Acting with dynamism and determination, the Cuban leadership maneuvered and, with a practical sense, worked to save whatever could be saved – primarily, its power and the socialist achievements. With the proper safeguards, without adventurism and without surrendering its principles, it opened its doors to foreign capital, and promoted tourism with foreign participation. Remittances were accepted, self-employment was authorized, farmers’ markets were again permitted, as were dozens of other measures that, while allowing the process to survive, contaminated it with the introduction of social inequalities and elements of corruption.
With discreet successes, the Party tried to adopt new methods and styles of work, to tighten its links with the bases and the provincial and municipal institutions. The State tried to relax its structures, to reduce bureaucracy, to increase the independence of companies and perfect the mechanisms of auditing and control. The struggle for efficiency and savings became priorities.
Some formulas worked better than others. Some, like the existence of a dual currency and the use of hard currency as a stimulus, have turned out to be problematic. Others have failed. It was impossible to keep the value of money from eroding, wages from losing their purchasing power. It was impossible to prevent the introduction of elements of corruption. In my opinion, since the survival of the Revolution was at stake, the price was not excessive.
With hits and misses, each of the congresses of the Communist Party of Cuba has responded to the ongoing situation, reflecting the state of social matters, the problems and goals derived from a concrete reading of the Cuban reality and the international environment at a specific moment. That is also expected from the upcoming events.

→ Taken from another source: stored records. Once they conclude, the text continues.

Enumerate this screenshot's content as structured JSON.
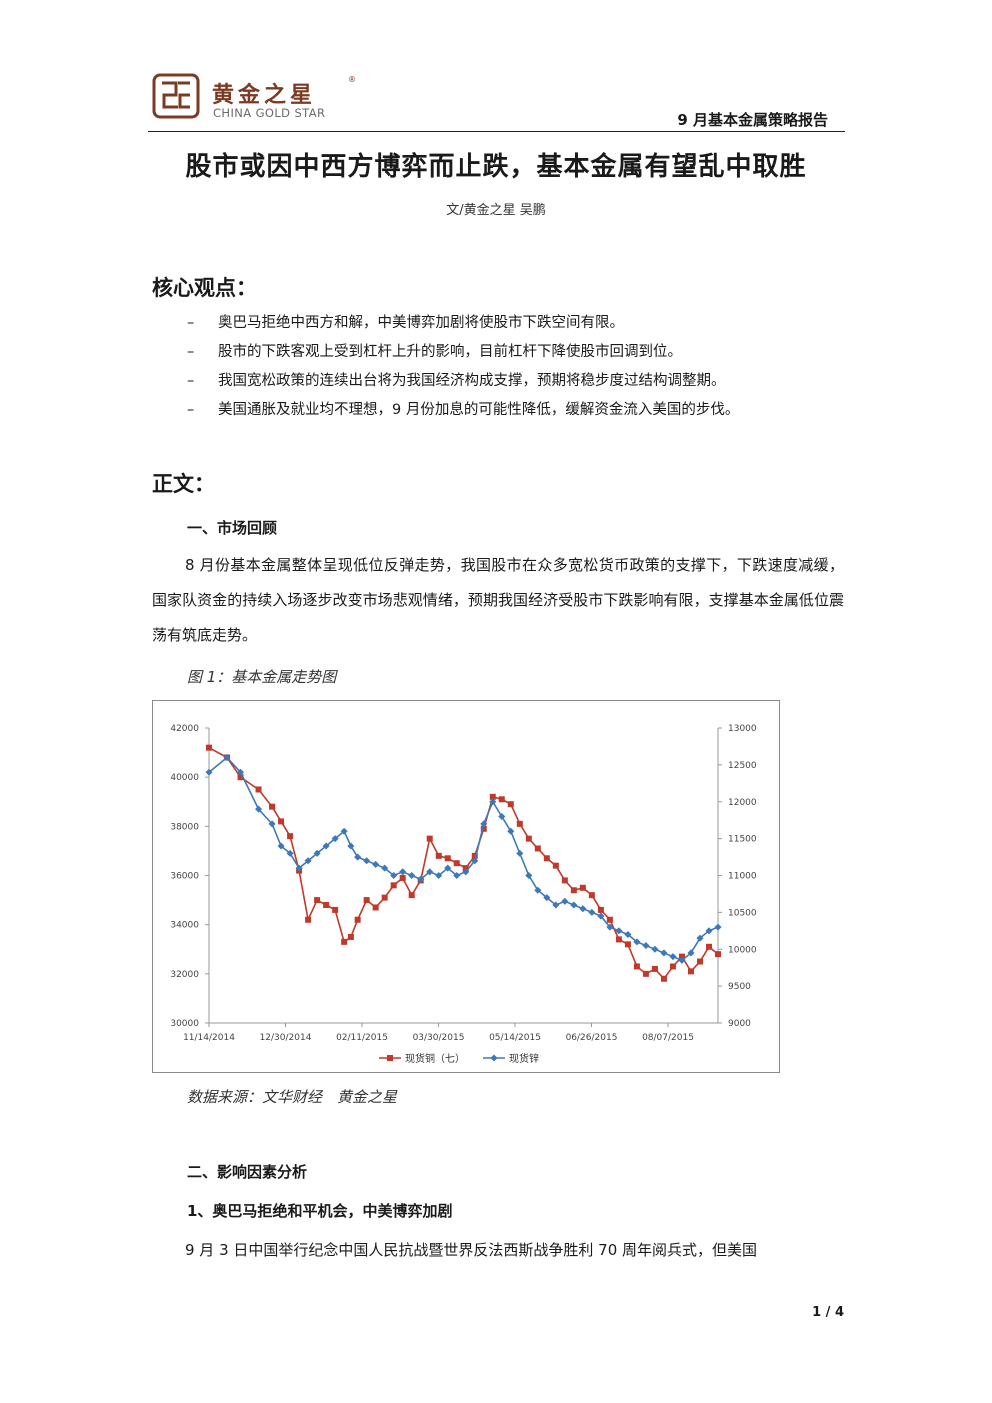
{
  "header": {
    "logo_cn": "黄金之星",
    "logo_reg": "®",
    "logo_en": "CHINA GOLD STAR",
    "report_name": "9 月基本金属策略报告",
    "brand_color": "#7a3b22"
  },
  "title": "股市或因中西方博弈而止跌，基本金属有望乱中取胜",
  "byline": "文/黄金之星 吴鹏",
  "core_views": {
    "heading": "核心观点：",
    "bullet_marker": "–",
    "items": [
      "奥巴马拒绝中西方和解，中美博弈加剧将使股市下跌空间有限。",
      "股市的下跌客观上受到杠杆上升的影响，目前杠杆下降使股市回调到位。",
      "我国宽松政策的连续出台将为我国经济构成支撑，预期将稳步度过结构调整期。",
      "美国通胀及就业均不理想，9 月份加息的可能性降低，缓解资金流入美国的步伐。"
    ]
  },
  "body": {
    "heading": "正文：",
    "section1_title": "一、市场回顾",
    "section1_para": "8 月份基本金属整体呈现低位反弹走势，我国股市在众多宽松货币政策的支撑下，下跌速度减缓，国家队资金的持续入场逐步改变市场悲观情绪，预期我国经济受股市下跌影响有限，支撑基本金属低位震荡有筑底走势。",
    "figure_caption": "图 1：基本金属走势图",
    "source_note": "数据来源：文华财经　黄金之星",
    "section2_title": "二、影响因素分析",
    "subsection_title": "1、奥巴马拒绝和平机会，中美博弈加剧",
    "section2_para": "9 月 3 日中国举行纪念中国人民抗战暨世界反法西斯战争胜利 70 周年阅兵式，但美国"
  },
  "chart_data": {
    "type": "line",
    "x_tick_labels": [
      "11/14/2014",
      "12/30/2014",
      "02/11/2015",
      "03/30/2015",
      "05/14/2015",
      "06/26/2015",
      "08/07/2015"
    ],
    "x_range": [
      "11/14/2014",
      "09/01/2015"
    ],
    "left_axis": {
      "ticks": [
        30000,
        32000,
        34000,
        36000,
        38000,
        40000,
        42000
      ],
      "range": [
        30000,
        42000
      ]
    },
    "right_axis": {
      "ticks": [
        9000,
        9500,
        10000,
        10500,
        11000,
        11500,
        12000,
        12500,
        13000
      ],
      "range": [
        9000,
        13000
      ]
    },
    "legend_position": "bottom",
    "grid": false,
    "series": [
      {
        "name": "现货铜（七）",
        "axis": "left",
        "color": "#c0392b",
        "marker": "square",
        "points": [
          [
            0,
            41200
          ],
          [
            8,
            40800
          ],
          [
            14,
            40000
          ],
          [
            22,
            39500
          ],
          [
            28,
            38800
          ],
          [
            32,
            38200
          ],
          [
            36,
            37600
          ],
          [
            40,
            36200
          ],
          [
            44,
            34200
          ],
          [
            48,
            35000
          ],
          [
            52,
            34800
          ],
          [
            56,
            34600
          ],
          [
            60,
            33300
          ],
          [
            63,
            33500
          ],
          [
            66,
            34200
          ],
          [
            70,
            35000
          ],
          [
            74,
            34700
          ],
          [
            78,
            35100
          ],
          [
            82,
            35600
          ],
          [
            86,
            35900
          ],
          [
            90,
            35200
          ],
          [
            94,
            35800
          ],
          [
            98,
            37500
          ],
          [
            102,
            36800
          ],
          [
            106,
            36700
          ],
          [
            110,
            36500
          ],
          [
            114,
            36300
          ],
          [
            118,
            36800
          ],
          [
            122,
            37900
          ],
          [
            126,
            39200
          ],
          [
            130,
            39100
          ],
          [
            134,
            38900
          ],
          [
            138,
            38100
          ],
          [
            142,
            37500
          ],
          [
            146,
            37100
          ],
          [
            150,
            36700
          ],
          [
            154,
            36400
          ],
          [
            158,
            35800
          ],
          [
            162,
            35400
          ],
          [
            166,
            35500
          ],
          [
            170,
            35200
          ],
          [
            174,
            34600
          ],
          [
            178,
            34200
          ],
          [
            182,
            33400
          ],
          [
            186,
            33200
          ],
          [
            190,
            32300
          ],
          [
            194,
            32000
          ],
          [
            198,
            32200
          ],
          [
            202,
            31800
          ],
          [
            206,
            32300
          ],
          [
            210,
            32700
          ],
          [
            214,
            32100
          ],
          [
            218,
            32500
          ],
          [
            222,
            33100
          ],
          [
            226,
            32800
          ]
        ]
      },
      {
        "name": "现货锌",
        "axis": "right",
        "color": "#3d78b7",
        "marker": "diamond",
        "points": [
          [
            0,
            12400
          ],
          [
            8,
            12600
          ],
          [
            14,
            12400
          ],
          [
            22,
            11900
          ],
          [
            28,
            11700
          ],
          [
            32,
            11400
          ],
          [
            36,
            11300
          ],
          [
            40,
            11100
          ],
          [
            44,
            11200
          ],
          [
            48,
            11300
          ],
          [
            52,
            11400
          ],
          [
            56,
            11500
          ],
          [
            60,
            11600
          ],
          [
            63,
            11400
          ],
          [
            66,
            11250
          ],
          [
            70,
            11200
          ],
          [
            74,
            11150
          ],
          [
            78,
            11100
          ],
          [
            82,
            11000
          ],
          [
            86,
            11050
          ],
          [
            90,
            11000
          ],
          [
            94,
            10950
          ],
          [
            98,
            11050
          ],
          [
            102,
            11000
          ],
          [
            106,
            11100
          ],
          [
            110,
            11000
          ],
          [
            114,
            11050
          ],
          [
            118,
            11200
          ],
          [
            122,
            11700
          ],
          [
            126,
            12000
          ],
          [
            130,
            11800
          ],
          [
            134,
            11600
          ],
          [
            138,
            11300
          ],
          [
            142,
            11000
          ],
          [
            146,
            10800
          ],
          [
            150,
            10700
          ],
          [
            154,
            10600
          ],
          [
            158,
            10650
          ],
          [
            162,
            10600
          ],
          [
            166,
            10550
          ],
          [
            170,
            10500
          ],
          [
            174,
            10450
          ],
          [
            178,
            10300
          ],
          [
            182,
            10250
          ],
          [
            186,
            10200
          ],
          [
            190,
            10100
          ],
          [
            194,
            10050
          ],
          [
            198,
            10000
          ],
          [
            202,
            9950
          ],
          [
            206,
            9900
          ],
          [
            210,
            9850
          ],
          [
            214,
            9950
          ],
          [
            218,
            10150
          ],
          [
            222,
            10250
          ],
          [
            226,
            10300
          ]
        ]
      }
    ]
  },
  "page_number": "1 / 4"
}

The event announced by President Raúl Castro, although with an agenda less ambitious than that of a congress, will probably be a preview of the changes that the Party may introduce to consult its bases with less formality and greater frequency, through acts, conferences and other effective organizational formulas.
Most certainly, the Revolution will not renege its own experiences and, although there may be self-critical elements, perhaps the idea will arise or prevail that the Cuban society, its institutions, State and Party, and the Revolution itself, have reached a new stage that requires new formulas, goals, spaces and institutions.
Jorge Gómez Barata is a Cuban journalist. He lives in Havana.